Élaboration d'un outil logiciel d'analyse des données de spectroscopie proche infrarouge pour l'étude du vieillissement cognitif

The community of neuroscientists in cognition and aging has always enthusiastically welcome new cerebral imaging modalities. Previously, the brain had been studied only through the performance of subjects while carrying out cognitive tasks. Since then, imaging techniques have allowed to literally see the cortical activity. However, the deep rooted dependence inbetween nervous and circulatory systems makes the interpretation of imaging data difficult. The capability of continuous wave near infrared spectroscopy (continuous wave NIRS) to follow both oxyhemoglobin (HbO) and deoxyhemoglobin (HbR) concentrations has offered an essential investigation mean into the study of the brain neurophysiology.

In the studies of cognitive aging we aim to compare cerebral activities amongst population of different ages. Concerning optical imaging, continuous wave NIRS signal is affected by variations in anatomy as well as optical properties of the tissues. Thus any changes related to aging have an impact on our observations through the continuous wave NIRS. One of the important factors in models describing aging is the differential path length factor (DPF). The latter corrects the bias introduced to the observations by the combination of anatomical and physiological variations with age. Whereas studies over senior population have had a growing interest, this factor has not been evaluated for individuals aged over 51.

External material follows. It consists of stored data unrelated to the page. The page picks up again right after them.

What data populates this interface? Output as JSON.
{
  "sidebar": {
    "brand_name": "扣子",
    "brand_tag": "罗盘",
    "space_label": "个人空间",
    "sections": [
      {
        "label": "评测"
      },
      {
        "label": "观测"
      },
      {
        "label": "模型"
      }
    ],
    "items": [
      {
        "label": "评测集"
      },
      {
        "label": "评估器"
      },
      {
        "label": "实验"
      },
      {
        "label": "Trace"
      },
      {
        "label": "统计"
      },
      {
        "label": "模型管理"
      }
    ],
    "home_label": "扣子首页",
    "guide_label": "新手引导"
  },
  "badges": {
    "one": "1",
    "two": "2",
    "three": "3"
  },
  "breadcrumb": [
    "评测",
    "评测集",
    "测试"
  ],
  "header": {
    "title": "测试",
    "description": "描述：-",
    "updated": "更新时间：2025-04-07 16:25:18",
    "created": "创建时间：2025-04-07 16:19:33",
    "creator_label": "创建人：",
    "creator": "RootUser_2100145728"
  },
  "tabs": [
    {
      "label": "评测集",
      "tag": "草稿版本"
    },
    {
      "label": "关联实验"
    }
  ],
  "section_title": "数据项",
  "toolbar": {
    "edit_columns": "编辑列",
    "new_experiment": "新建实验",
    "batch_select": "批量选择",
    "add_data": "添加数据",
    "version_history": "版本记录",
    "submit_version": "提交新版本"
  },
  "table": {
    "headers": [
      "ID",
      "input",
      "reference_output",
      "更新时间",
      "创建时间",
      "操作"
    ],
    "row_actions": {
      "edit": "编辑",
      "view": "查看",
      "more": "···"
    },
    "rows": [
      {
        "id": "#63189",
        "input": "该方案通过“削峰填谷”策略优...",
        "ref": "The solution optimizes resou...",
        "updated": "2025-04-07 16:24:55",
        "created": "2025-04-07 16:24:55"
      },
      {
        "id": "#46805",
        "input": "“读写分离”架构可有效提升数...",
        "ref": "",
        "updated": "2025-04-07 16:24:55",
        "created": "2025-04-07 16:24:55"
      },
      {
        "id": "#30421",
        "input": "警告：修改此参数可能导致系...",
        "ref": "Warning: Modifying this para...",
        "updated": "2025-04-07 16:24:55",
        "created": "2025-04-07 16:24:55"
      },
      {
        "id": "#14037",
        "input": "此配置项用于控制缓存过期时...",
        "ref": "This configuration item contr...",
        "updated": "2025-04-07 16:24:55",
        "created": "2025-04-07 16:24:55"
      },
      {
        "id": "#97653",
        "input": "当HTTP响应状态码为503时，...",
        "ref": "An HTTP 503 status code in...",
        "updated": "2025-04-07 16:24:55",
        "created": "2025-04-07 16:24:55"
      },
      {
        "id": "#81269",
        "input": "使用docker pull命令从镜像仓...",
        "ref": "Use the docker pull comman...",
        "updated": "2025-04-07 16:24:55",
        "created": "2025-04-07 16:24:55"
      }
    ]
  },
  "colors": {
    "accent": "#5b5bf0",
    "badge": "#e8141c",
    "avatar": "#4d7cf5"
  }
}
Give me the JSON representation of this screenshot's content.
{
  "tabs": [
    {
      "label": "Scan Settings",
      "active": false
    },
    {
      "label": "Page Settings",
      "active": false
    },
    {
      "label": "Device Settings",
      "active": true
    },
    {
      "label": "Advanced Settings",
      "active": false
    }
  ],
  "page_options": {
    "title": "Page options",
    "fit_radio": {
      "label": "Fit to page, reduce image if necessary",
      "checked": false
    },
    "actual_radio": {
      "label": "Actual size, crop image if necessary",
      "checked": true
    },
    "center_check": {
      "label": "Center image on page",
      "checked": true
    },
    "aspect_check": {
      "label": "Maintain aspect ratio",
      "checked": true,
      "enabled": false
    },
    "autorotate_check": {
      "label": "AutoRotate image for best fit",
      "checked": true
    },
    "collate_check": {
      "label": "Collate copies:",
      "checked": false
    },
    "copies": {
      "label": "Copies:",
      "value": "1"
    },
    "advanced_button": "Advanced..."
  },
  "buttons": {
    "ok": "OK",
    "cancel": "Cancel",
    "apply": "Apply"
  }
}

It is from the necessity of such a correction that emerged the essential objective of this project. Its ambitious aim is to provide one of the first toolboxes with the promise of giving more clarification to continuous wave NIRS signal by normalizing the detected activities in the cortex. An analysis pipeline of multimodal acquired data from magnetic resonance imaging (MRI), both anatomical and functional, time resolved spectroscopy (TRS) and continuous wave NIRS has been designed and integrated into the statistical analysis software Statistical Parametric Mapping (SPM) developed by the Wellcome Trust Centre for Neuroimaging (UCL). Its application in cerebral imaging permits the processing of large amounts of data quite easily and gives statistical map of cortical activations. Thanks to the new horizons that the integrated NIRS toolbox in SPM offers, a promising finding was achieved concerning the DPF; for the first time, it was evaluated up to the age of 72.

The results of this study show that at the fontal cortex, simulations over anatomical MR images applying TRS measures don’t prove any differentiation of the DPF with age. However, our results are underestimated systematically with respect to DPF values published in 1996 by Duncan et al. and vastly quoted since then. Our conclusion would be that the absorption and diffusion properties (μ_a and μ _s respectively) don’t correspond to the intrinsic characteristics of the brain tissues. In other words, the DPF would depend on μ _a and μ_s more than on the anatomy of the media where the light travels. Thereby, the individualization of μ _a and μ_s properties would be definitely a decisive step towards reliable reconstructions of cerebral activity maps.